The moral to the story is, date within your own race, it’s easier on the stomach.
Over the past few days we’ve hit up Saigon Garden, Blue Karaoke (since everything there is in Korean) and the Taste of Taiwan Night Market over in the East Hall on Friday. If you didn’t go on Friday, you missed a great event. Five dollars for dinner, three snack tables, a dessert table and skill games. I stole the show in the chopsticks challenge. You had to move metal marbles with your chopsticks and I pretty much destroyed all comers, including the gf’s father. He got 4 marbles, I got 11. Finished the night off at Momo Tea playing Go Stop, a traditional Korean card game. Her grandmother dominated all comers in that.

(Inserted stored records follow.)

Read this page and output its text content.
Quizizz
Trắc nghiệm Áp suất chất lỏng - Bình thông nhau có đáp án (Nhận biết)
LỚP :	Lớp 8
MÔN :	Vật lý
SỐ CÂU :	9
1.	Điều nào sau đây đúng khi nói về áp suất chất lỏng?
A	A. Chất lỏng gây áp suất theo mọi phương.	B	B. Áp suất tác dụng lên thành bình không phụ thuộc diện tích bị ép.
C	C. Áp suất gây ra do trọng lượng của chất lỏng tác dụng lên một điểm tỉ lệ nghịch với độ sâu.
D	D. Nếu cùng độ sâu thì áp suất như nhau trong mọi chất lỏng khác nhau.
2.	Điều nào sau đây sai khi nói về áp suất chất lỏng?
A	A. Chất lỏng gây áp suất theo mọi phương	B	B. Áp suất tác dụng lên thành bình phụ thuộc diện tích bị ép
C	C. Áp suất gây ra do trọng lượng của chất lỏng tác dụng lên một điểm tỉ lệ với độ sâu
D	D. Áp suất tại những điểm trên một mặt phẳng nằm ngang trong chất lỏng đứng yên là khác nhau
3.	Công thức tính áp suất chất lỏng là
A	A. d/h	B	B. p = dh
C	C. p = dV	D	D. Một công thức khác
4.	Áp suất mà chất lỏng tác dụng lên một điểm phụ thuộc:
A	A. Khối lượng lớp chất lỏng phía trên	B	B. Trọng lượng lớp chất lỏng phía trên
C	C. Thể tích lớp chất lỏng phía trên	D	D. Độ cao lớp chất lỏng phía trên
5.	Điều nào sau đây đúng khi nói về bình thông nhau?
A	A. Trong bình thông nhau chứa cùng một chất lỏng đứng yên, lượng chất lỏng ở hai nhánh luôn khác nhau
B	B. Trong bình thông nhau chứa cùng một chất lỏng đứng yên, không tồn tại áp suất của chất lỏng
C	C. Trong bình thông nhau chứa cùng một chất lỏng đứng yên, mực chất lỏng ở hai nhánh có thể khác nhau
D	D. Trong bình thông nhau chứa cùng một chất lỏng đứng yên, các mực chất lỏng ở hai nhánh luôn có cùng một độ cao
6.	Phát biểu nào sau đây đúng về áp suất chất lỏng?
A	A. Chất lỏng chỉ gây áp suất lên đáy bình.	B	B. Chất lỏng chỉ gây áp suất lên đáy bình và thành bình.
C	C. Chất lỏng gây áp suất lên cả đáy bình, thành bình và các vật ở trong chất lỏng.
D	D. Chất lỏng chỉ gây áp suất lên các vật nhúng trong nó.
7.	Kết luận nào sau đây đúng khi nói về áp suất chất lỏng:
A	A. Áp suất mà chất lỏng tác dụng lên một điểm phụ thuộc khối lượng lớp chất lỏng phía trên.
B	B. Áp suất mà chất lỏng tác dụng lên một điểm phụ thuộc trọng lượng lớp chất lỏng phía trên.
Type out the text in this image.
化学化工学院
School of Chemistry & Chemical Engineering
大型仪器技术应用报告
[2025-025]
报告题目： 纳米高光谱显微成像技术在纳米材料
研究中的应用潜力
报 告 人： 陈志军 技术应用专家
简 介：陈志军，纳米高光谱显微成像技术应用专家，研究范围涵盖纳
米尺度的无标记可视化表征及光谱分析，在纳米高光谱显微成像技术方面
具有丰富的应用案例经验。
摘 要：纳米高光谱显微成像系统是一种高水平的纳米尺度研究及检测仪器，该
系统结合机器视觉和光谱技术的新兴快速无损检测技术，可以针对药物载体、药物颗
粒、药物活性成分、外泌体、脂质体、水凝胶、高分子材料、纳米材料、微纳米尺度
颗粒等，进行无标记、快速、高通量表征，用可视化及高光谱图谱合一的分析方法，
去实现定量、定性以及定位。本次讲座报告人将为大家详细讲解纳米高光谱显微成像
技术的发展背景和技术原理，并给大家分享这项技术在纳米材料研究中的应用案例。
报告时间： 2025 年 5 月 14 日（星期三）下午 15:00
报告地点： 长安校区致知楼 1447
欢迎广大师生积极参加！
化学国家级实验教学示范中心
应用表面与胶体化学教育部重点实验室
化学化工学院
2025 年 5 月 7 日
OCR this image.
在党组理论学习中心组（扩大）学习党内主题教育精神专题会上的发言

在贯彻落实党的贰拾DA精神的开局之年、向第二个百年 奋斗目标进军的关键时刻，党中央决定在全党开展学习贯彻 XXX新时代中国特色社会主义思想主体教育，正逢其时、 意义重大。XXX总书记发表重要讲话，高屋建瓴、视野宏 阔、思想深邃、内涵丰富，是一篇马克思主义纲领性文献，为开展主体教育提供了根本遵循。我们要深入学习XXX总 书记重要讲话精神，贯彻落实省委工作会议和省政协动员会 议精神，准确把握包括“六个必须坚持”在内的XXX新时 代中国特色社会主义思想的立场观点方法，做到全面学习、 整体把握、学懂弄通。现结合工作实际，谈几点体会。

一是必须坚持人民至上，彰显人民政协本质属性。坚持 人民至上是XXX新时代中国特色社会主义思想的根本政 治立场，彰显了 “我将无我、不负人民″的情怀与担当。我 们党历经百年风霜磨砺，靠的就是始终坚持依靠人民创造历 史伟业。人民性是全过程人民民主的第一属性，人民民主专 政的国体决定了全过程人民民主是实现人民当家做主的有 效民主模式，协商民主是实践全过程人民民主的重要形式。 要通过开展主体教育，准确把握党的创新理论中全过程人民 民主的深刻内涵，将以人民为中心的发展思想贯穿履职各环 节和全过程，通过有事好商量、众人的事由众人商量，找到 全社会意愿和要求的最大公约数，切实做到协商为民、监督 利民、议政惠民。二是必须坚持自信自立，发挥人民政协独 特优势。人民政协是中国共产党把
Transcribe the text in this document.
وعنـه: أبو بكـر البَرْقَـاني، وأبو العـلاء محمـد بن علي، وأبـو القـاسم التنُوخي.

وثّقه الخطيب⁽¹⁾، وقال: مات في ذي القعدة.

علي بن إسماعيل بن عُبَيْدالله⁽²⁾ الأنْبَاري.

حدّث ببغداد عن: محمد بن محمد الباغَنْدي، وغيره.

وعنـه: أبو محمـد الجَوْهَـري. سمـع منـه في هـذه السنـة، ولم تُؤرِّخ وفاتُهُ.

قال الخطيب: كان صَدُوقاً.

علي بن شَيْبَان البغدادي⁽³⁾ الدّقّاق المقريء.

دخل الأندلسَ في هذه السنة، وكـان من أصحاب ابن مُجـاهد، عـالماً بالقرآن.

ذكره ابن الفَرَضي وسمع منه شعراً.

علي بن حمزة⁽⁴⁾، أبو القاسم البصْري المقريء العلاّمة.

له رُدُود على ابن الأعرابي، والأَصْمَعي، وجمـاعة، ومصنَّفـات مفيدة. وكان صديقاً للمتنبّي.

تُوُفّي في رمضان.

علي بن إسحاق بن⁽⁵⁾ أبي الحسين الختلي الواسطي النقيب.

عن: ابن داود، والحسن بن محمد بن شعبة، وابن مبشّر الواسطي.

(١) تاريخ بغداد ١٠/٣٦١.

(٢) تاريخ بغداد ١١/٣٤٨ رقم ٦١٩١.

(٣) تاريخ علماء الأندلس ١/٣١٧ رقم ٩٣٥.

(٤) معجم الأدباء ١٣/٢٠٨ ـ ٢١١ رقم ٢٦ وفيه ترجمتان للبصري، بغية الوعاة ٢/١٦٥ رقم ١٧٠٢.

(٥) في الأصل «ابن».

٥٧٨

Things went well, on Thursday it was dinner and karaoke with some Korean friends, including a married couple that teaches here. They kept the conversation focused on all the various Korean cultural things that go down around here. Ranging from the grocery stores to the film and lecture series that Center for Korean Studies runs. Sadly the Korean Students Association event for this month is bowling (I assume traditional Korean bowling in Ypsi, complete with rednecks one lane over drinking Bud Light and watching NASCAR, just like in Seoul), but the Taste of Taiwan thing made a pretty good substitute. To be fair, she’s not active in KSA (we neglected to tell her parents that), so I have no idea what their events are like.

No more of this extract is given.